Diary 20240829-20240904
モヤっとしたり悲しくなったりムカつく!ってなったり、その場から(気持ち的に)スッと離れることって可能なんやなと思いつつ、難しい時は(離れられるって分かってるけど)今は居てよし!とするのも一つ。大体過去のことを思い出してそうなってるのやけど。あとは、場所を移すことも考えだしたけど、やっぱりこれってただ環境変えて気分一新したいだけでは(そしてそれは今ここでもできる)…となったり、な週。まあでも、わくわくするならやってみてもいいかな、ポルトガルから戻ってどう思うかな。
20240829
Went to some places I’d never been to before today’s class in Kyoto. Felt refreshing and good.
I was amazed by A-san, who has some visions for the future. It’s nice to have something you want to do and feel excited about on the list. I didn’t come up with anything instantly for my work, maybe keep doing classes and translation in style I enjoy the most.
20240830
I went to one of my favorite cafes in Tennoji.

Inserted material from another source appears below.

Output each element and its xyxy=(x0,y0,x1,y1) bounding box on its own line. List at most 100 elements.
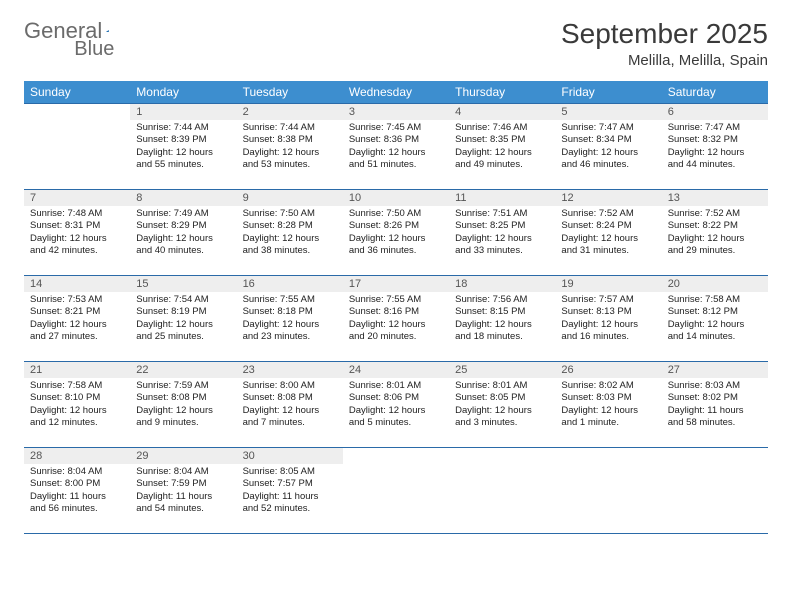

Not only they serve good coffee and sweets, but also it’s spacious and has a good atmosphere. I’ve felt this since the day I started to go there, but there’s no other cafes like it… Maybe I’m just being picky.
Some future ideas came. Not sure it works out, but feel excited to think about it.
20240831
Felt a bit down in the morning. Got a text from S-san that she’s opening the cafe tomorrow, so I decided to clean my room in the after noon today instead of tomorrow.
After cleaning, went to cafe braliva for tea break. I go there to have her class almost every other week, but it was nice to spend time there as a customer.
It’s still not easy, but I’m getting better at see my self from a distance when I get caught by some sad or angry thoughts.
I like my life here, but thinking about living in Kyoto city by myself.
20240901
Couldn’t talk about my possible future path with S-san. It’s difficult to predict when I can while its opening time, so I’ll mention it before it opens tomorrow. Nothing’s certain yet, but I feel like it’s about the time and thinking about it too much blurs my mind. When I think about my like in a long span, I think I want to try different jobs and live by myself again now that being with someone isn’t my choice right now. And it feels right to set a certain period. Maybe I just need some change even if it’s a bit risky.
That being said, part of me feels like I’m just tired. But it’s true I try not to take many clients or translation works in order to secure time to work at the cafe.
20240902
I told her about me leaving the cafe at some point and that I wanted the most easiest timing for her. She was very understanding and compassionate as she always is.
But as I spend a good time there, seeing some familiar faces my decision easily wavers.
I know I’m surrounded by loving kind people and I’m doing just what I want to do. I can be happiest and grateful right here right now.
It’s true that I’m excited about doing something new or living somewhere new. But it’s also because I don’t want to feel like staying at the same place where he hurt me so I want to change the environment. And I know it’s not about environment but the state of my mind that changes. It is my choice whether to stay or not to stay at the negative feeling.
I just want someone who loves me whatever I am, wherever I am, which can be achieved by doing it by myself. It’s just easier to do it when you change everything around you.
Financial worry is one of the reasons that I’m hesitant, too, though.
I’ll see how I’ll be feeling after I came from the trip.
I got a text from T-chan, one of my students that she applied to XG’s concert and invited me to go together if she got the seats. That saved my heart today, too.
I cried in the bath. It feels good to do it once in a while.
20240903
Feel better than yesterday. Whatever I will do, it all depends on how I feel about it.
I’ve been texting with one of my former classmates who I hadn’t contacted for a long time (like decades) and he asked me “So you’re a housewife now?” in a context of “What do you do?”. I was gobsmacked.
I was talking with S-san and N-san about how people have different standards or common sense yesterday, and I felt a connection to that.
Setting that aside, it’s good that I was able to observe myself like “okay, I’m reacting to it like that” even though I couldn’t help telling this to my student and family, and posting on X..
20240904
Had a class, did some shopping, ate lunch, came back and went to the drum class, and then had a medical checkup of my brain.
The pain in the left side of my brain has become much better than a month ago, and the doctor said my brain or the blood vessel around it look good. It was a bit scary, but interesting to see inside of my head. I appreciate them to be that beautiful.